Rezept mit einfachen Toren geht nicht auf (Flensborg Avis vom 25.03.19)

  • März 24, 2019
DHK scheitert an Oranienburger Torhüter Simon Herold und den eigenen Nerven und verlor das Heimspiel gegen den Oraienburger HC klar.

Flensburg. Der DHK Flensborg steht kurz vor dem Abstieg in die Oberliga Hamburg/Schleswig-Holstein. Denn im Heimspiel gegen den Oranienburger HC, musste sich das Team von Jens Häusler mit 19:27 (9:14) beugen. »Es tut mir ein bisschen leid. Denn ich mag den DHK und auch Jens. Aber es wird wohl die 4. Liga«, so OHC-Trainer Christian Pahl auf der Pressekonferenz nach der Partie in Richtung seines geschätzten Kollegen auf Flensburger Seite.
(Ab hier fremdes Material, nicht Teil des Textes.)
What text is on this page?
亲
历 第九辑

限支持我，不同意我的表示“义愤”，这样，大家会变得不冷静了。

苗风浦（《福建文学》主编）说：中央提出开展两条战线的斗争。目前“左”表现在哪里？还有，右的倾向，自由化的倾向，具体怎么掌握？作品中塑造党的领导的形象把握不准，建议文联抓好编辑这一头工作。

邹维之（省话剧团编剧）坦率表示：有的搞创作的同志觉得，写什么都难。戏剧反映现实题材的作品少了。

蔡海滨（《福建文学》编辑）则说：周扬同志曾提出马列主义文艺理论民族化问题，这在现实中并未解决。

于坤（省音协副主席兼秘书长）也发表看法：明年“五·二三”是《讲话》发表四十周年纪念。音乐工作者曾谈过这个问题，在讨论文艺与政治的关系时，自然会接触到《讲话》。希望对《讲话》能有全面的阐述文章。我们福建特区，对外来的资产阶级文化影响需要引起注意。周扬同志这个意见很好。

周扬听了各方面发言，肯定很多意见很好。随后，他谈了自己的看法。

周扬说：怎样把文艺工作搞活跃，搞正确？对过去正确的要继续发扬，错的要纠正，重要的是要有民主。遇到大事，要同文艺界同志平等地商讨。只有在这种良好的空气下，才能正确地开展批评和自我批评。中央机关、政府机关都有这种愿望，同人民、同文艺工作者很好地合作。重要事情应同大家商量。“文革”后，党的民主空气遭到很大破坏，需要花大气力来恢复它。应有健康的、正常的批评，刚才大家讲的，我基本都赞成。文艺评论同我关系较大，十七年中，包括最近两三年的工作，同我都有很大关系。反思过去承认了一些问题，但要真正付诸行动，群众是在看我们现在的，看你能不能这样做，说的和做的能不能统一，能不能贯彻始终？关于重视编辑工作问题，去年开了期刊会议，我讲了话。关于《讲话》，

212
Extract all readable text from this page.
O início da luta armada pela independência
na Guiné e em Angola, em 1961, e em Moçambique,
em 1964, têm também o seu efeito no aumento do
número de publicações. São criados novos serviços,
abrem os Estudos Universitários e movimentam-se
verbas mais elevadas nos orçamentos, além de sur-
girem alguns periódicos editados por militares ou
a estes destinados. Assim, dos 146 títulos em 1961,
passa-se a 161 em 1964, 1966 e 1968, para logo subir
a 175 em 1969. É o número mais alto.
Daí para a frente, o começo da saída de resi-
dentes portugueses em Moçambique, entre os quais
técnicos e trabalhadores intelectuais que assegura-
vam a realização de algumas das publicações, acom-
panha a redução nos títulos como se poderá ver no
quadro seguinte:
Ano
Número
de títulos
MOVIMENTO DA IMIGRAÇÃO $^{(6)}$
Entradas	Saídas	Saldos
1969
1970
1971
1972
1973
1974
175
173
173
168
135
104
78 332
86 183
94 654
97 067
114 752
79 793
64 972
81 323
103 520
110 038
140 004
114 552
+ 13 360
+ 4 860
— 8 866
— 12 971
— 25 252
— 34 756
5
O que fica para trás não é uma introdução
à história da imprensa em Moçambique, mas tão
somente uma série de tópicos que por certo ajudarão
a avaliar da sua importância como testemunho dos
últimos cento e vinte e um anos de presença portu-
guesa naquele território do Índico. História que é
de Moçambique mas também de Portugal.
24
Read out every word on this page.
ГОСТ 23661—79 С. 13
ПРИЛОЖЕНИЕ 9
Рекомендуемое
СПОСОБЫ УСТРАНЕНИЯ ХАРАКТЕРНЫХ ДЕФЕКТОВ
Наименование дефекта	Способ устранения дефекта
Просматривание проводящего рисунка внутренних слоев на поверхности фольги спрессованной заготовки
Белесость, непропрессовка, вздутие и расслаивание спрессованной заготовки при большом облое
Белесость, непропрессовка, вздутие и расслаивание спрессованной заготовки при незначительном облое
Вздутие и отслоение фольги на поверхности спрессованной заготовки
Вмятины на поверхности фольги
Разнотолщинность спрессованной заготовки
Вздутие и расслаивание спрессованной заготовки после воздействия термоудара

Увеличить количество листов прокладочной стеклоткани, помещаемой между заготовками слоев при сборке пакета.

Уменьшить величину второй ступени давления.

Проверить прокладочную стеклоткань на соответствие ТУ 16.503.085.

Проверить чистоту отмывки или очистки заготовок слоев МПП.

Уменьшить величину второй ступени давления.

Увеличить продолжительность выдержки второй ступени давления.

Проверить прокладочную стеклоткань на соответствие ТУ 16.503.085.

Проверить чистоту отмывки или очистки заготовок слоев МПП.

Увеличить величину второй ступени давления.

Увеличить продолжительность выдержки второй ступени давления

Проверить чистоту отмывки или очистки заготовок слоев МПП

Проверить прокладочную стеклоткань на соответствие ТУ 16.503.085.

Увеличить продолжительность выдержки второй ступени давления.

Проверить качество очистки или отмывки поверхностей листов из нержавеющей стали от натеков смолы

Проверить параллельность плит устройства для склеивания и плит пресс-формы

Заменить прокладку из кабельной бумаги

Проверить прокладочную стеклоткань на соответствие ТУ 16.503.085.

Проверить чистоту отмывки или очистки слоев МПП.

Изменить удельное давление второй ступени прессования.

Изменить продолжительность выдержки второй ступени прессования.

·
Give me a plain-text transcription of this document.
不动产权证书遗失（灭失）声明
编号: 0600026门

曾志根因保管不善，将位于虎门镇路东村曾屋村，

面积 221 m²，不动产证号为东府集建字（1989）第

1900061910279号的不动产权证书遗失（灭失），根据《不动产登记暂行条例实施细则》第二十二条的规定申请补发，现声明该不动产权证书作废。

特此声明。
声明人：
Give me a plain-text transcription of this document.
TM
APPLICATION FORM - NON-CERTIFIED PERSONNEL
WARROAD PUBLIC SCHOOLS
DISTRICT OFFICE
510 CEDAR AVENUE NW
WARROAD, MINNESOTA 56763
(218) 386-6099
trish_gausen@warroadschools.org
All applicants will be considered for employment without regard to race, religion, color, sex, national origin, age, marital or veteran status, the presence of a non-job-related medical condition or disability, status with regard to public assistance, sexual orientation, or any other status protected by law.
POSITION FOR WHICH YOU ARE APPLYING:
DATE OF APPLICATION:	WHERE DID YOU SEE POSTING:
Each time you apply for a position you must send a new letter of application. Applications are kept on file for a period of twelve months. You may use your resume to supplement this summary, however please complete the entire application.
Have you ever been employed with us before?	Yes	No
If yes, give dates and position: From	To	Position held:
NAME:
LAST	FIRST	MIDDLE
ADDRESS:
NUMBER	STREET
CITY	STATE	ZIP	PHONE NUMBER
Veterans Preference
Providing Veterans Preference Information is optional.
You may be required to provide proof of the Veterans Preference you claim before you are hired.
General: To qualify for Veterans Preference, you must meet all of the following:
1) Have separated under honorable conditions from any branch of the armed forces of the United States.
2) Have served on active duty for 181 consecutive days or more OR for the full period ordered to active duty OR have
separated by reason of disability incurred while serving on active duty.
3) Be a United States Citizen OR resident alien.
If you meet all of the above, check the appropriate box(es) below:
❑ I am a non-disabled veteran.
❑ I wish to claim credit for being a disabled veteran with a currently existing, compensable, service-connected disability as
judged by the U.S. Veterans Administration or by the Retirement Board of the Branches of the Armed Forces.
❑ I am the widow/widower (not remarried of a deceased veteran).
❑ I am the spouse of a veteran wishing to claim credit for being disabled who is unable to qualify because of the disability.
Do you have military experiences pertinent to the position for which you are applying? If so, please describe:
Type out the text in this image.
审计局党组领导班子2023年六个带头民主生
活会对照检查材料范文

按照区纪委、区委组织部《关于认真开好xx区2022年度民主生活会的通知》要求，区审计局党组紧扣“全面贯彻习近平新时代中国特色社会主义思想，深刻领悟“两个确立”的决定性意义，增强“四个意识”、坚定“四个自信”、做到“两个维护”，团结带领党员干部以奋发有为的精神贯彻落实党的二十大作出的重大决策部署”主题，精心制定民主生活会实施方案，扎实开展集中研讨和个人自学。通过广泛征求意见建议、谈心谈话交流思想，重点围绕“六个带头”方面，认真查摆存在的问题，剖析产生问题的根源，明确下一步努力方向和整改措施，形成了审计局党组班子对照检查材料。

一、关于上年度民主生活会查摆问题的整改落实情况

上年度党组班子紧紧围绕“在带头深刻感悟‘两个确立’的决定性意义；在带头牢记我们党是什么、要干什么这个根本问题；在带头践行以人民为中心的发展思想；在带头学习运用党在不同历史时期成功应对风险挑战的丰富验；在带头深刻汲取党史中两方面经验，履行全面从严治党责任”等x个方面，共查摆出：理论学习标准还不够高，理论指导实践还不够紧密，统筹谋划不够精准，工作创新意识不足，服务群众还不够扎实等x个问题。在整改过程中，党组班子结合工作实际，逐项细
Denn durch die Heimpleite vor 357 Zuschauern in der Idrætshalle scheint der Klassenerhalt fast unmöglich. Denn bei nur noch fünf Saisonspielen und sieben Punkten Rückstand zum rettenden Ufer, scheint der Verbleib in der 3. Liga Nord schier unmöglich. »Wir hatten heute zwar auch gute Torhüter, aber ihr hattet den überragenden Torhüter«, entgegnete der DHK-Trainer seinem Gegenüber Christian Pahl.

Denn OHC-Keeper Simon Herold machte am Samstag den Unterschied. Mit 25 Paraden, brachte er die DHK-Offensive zur Verzweiflung. Nach dem schnellen 2:0, deutete sich durch das 2:5 schon die Angriffsmisere der Gastgeber an, die nach dem 7:9 (20.) weitere klarste Chancen gegen den spektakulär parierenden Herold vergaben.

Zur Pause war der Rückstand auf 9:14 angewachsen, weiterer Chancenwucher ließ das Häusler-Team nur sechs Minuten nach Wiederanpfiff bis auf 11:18 zurückfallen. Doch der DHK zeigte Moral und stellte selbst eine gute Deckung, mit den beiden guten Torhütern Jasper Basenau und Tim Wendt. Beim 15:19 in der 42. Minute schien eine Wende möglich. Danach hatte der DHK dreimal Ballbesitz. Doch die Gastgeber leisteten sich einen technischen Fehler, einen schwachen Abschluss und scheiterten zudem zweimal an Herold.

Statt einem zumindest möglichen 17:19 spielten die Gäste danach konzentrierter im Angriff und kamen durch drei Tore in Folge zum vorentscheidenden 15:22 davon. Der DHK war im Angriff danach weiter fahrig und vergab weitere Chancen. Am Ende stand die klare, aber zu hoch ausgefallene 19:27 Niederlage, die Tjark Desler analysierte.

»Wir haben uns nach dem guten Spiel gegen Ostsee am vergangenen Wochenende viel vorgenommen. Doch in der ersten Halbzeit vergeben wir einen Siebenmeter, und leisten uns zwei Fehlpässe. So liegen wir zur Pause mit fünf hinten, obwohl mehr drin gewesen wäre. In der zweiten Halbzeit werfen wir dann sechs, sieben Konter weg. Das Ergebnis spiegelt das Spiel nicht wieder. Eine Niederlage mit zwei Toren, wäre vielleicht okay gewesen«, so der total enttäuschte DHK-Kapitän.

Linksaußen Johannes Krüger brachte die Partie treffend auf den Punkt. »Wir spielen die Chancen gut raus, machen die Dinger aber einfach nicht rein. Das war heute der Grund für die Niederlage.«

DHK Flensburg – Oranienburger HC 19:27 (9:14)

DHK Flensburg: Wendt, Basenau – de Bruin (3), Heinker, Busch, Jessen (1), Wickert-Grossmann, Krüger (5/2), Von Eitzen (1), Bandemer, Tölle (1/1), Zinndorff, Desler (3), Blockus (5), Linnebjerg.

Oranienburger HC: Herold, Szabo, Porath – Schmöker, Dömeland (8/5), Wertz, Schindel (2), Manderscheid, Kehl (3), Scharge (2), Spickers (1), Otto (2), Sauß (3), Kohnagel (4), Krai (2/1).